投稿日: 2026-08-05 読了時間: 2 min read 情報源: Mongabay
摘発にもかかわらず拡大を続けるラオスの違法野生生物取引、国際調査団が実態を報告

ニュース要約

環境メディア「Mongabay」は、当局による取り締まりにもかかわらず、ラオス国内で象牙やセンザンコウなどを扱う違法な野生生物取引ショップが増加し続けている実態を報じました。

重要なポイント

  • 国際的な調査団による潜入調査の結果、ラオス国内で違法な野生生物やその部位を販売する店舗が以前より増加していることが判明した。
  • 象牙製品、トラの骨、センザンコウの鱗などが、主に外国人観光客や海外からのバイヤー向けに密かに、あるいは公然と販売されている。
  • ラオス政府は国際条約に基づいて取り締まりを強化しているものの、法の抜け穴や取り締まりの限界が浮き彫りになっている。

絶えない違法取引の闇

環境と保全に関する国際ニュースサイト「Mongabay」は、ラオスにおける野生生物の違法取引に関する最新の調査結果を報じました。国際的な野生生物保護団体(NGO)の調査員らが国境地帯や主要都市で実態調査を行った結果、驚くべきことに、違法な動物の部位や製品を販売する店舗の数が、過去の調査時よりも増加していることが明らかになりました。

観光客と密輸ネットワーク

ラオスは地理的な要因から、東南アジアにおける野生生物の密輸ハブとして利用されやすい状況にあります。
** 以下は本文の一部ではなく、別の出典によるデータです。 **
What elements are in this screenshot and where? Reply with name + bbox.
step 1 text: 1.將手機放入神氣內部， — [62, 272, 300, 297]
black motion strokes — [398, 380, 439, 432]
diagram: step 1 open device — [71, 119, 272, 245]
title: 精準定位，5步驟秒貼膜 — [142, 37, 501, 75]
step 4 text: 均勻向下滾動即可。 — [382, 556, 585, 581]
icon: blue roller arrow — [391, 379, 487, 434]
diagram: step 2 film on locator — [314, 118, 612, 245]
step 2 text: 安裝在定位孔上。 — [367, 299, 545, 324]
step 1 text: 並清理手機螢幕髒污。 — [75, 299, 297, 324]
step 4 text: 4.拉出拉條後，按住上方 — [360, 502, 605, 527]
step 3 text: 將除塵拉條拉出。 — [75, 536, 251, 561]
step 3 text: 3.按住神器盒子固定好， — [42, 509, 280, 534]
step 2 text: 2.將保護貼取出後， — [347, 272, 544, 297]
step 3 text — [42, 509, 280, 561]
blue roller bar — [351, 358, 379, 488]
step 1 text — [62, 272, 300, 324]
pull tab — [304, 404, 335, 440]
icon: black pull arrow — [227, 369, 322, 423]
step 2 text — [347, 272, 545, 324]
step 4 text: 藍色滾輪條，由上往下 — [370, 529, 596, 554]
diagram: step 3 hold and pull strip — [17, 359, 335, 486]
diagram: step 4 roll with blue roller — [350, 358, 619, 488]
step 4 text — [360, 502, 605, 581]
市場や特定の土産物店では、象牙の彫刻、トラの骨から作られたとされる酒、漢方薬の材料として珍重されるセンザンコウの鱗などが売られています。これらの商品の主な顧客は国内の消費者ではなく、近隣諸国から訪れる観光客や、国際的な密輸シンジケートのバイヤーであると指摘されています。

取り締まりの壁と国際協力

ラオス政府は「絶滅のおそれのある野生動植物の種の国際取引に関する条約(ワシントン条約)」の加盟国として、国内法の整備や摘発に取り組んでいます。しかし、資金や人員の不足、国境警備の難しさなどから、巧妙化する密輸ネットワークを完全に断ち切るには至っていません。専門家は、違法製品の需要国を含めた国際的な連携強化と、地元コミュニティに対する啓発活動の徹底が必要不可欠だと訴えています。